When the two met backstage at a performance, they both started laughing, “which is always a good sign,” Neuwirth says. It was then that Vitier, whose score for the Cuban film “Fresa y Chocolata (Strawberries and Chocolate)” was nominated for an Oscar, suggested they work together.

“I was blown away,” Neuwirth said, “because by then I had been made aware of ‘Missa Cubana,’ the Cuban masses he wrote for the pope’s visit (to Cuba in 1998). I was also further made aware of the fact that he wasn’t just a jazz player, he was a composer. He had done all these ballet and film scores.

“I thought, ‘Why not?’ I’ll take a tape recorder with me, we’ll sit around the kitchen table, tap on some bongos and sing ‘Guantanamera.’ When I got down there (to Cuba), to his house out in the country, I was playing some songs for him. He said, ‘You know, Bob, you don’t play the sounds the same way twice.’ I said, ‘Yeah, that’s sort of where I come from, get up on the stage and do whatever happens.’ He kind of looked at me with a semi-sad look and said, ‘We have much work to do.’ Whereupon, he proceeded to whip my ass into shape.
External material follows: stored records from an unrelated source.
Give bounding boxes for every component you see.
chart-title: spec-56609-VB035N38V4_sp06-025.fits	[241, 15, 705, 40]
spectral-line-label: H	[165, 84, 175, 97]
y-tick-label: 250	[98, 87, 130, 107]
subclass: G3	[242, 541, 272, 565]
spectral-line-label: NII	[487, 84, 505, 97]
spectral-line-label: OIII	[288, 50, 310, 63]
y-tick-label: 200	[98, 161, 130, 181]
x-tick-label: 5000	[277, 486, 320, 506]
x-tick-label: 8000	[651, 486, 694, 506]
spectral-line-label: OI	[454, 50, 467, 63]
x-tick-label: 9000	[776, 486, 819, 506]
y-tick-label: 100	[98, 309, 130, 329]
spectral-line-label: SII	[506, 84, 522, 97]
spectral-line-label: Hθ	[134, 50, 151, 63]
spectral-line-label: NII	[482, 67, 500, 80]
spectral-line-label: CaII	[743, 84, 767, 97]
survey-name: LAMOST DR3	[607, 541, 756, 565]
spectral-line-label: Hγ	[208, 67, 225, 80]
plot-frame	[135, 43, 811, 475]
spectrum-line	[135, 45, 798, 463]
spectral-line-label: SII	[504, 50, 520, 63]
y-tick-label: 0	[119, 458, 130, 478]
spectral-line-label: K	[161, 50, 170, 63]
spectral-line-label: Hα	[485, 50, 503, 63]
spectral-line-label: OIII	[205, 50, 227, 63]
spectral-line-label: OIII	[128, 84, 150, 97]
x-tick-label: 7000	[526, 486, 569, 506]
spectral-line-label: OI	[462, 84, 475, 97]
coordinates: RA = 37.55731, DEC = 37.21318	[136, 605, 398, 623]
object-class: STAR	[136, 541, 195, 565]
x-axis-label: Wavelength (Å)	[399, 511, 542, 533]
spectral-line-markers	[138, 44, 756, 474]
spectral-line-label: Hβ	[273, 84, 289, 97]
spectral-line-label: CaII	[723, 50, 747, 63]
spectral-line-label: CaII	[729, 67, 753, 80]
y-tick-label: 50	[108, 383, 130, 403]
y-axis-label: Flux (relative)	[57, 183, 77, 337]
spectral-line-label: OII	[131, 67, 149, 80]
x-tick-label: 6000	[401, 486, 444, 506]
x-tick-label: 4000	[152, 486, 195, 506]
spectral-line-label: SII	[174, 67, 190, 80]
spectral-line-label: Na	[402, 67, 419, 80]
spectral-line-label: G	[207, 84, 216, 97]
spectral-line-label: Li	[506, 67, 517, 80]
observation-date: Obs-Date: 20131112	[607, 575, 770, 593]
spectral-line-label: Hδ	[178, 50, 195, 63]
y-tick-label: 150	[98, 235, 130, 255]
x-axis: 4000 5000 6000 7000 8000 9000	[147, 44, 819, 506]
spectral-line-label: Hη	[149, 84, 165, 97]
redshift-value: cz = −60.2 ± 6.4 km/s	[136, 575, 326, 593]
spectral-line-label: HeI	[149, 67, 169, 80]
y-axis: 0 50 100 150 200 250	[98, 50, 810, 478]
He is a task master, and he wrote everything down. As I’d be singing a song, he’d be arranging it and writing all the notes out.”

Vitier then assembled a talented lineup of musicians, such as guitarist Rey Guerra, nuevo trova master Silvio Rodriguez and percussionist Emilio del Monte Jr.

The nine tracks on “Havana Midnight,” particularly “Dead Man’s Clothes” and “Havana Farewell,” have an alluring melancholy about them.

The cultural exchange proved to be a career experience for Neuwirth, and that says a lot, considering his background. He has worked with k.d. lang, Robert Earl Keen and Peter Case and produced albums for T-Bone Burnett and Vince Bell. He emerged from the Cambridge, Mass., folk-blues scene in the 1960s, eventually working with Bob Dylan, and with his art background, he helped film the Monterey and Toronto pop festivals with D.A. Pennebaker. He also toured with Kris Kristofferson, taught Kristofferson’s “Me and Bobby McGee” to good friend Janis Joplin and co-wrote “Mercedes Benz” with her.

“I loved Janis, she was like my sister, in many ways,” Neuwirth said. “I don’t think she realized her potential. I think it was a big mistake what happened to her; I don’t think she was of that frame of mind (to kill herself) and do it on purpose. I knew she had been clean and would flirt with (drugs) again. Everyone thinks they’re handsome and bulletproof when they’re on a winning thing.

“Her record (‘Pearl’) wasn’t finished yet, and she really wanted to finish it. They had to make that record out of work vocals. And that’s how ‘Mercedes Benz’ ended up on there, because they needed more material to fill it out.

“I think if she was around today, she wouldn’t be out there making a fool of herself. She’d be out there commanding respect. She’d be a wonderful singer by now and a really, really good writer by now. I think she’d be writing stuff that’d scare little girls.”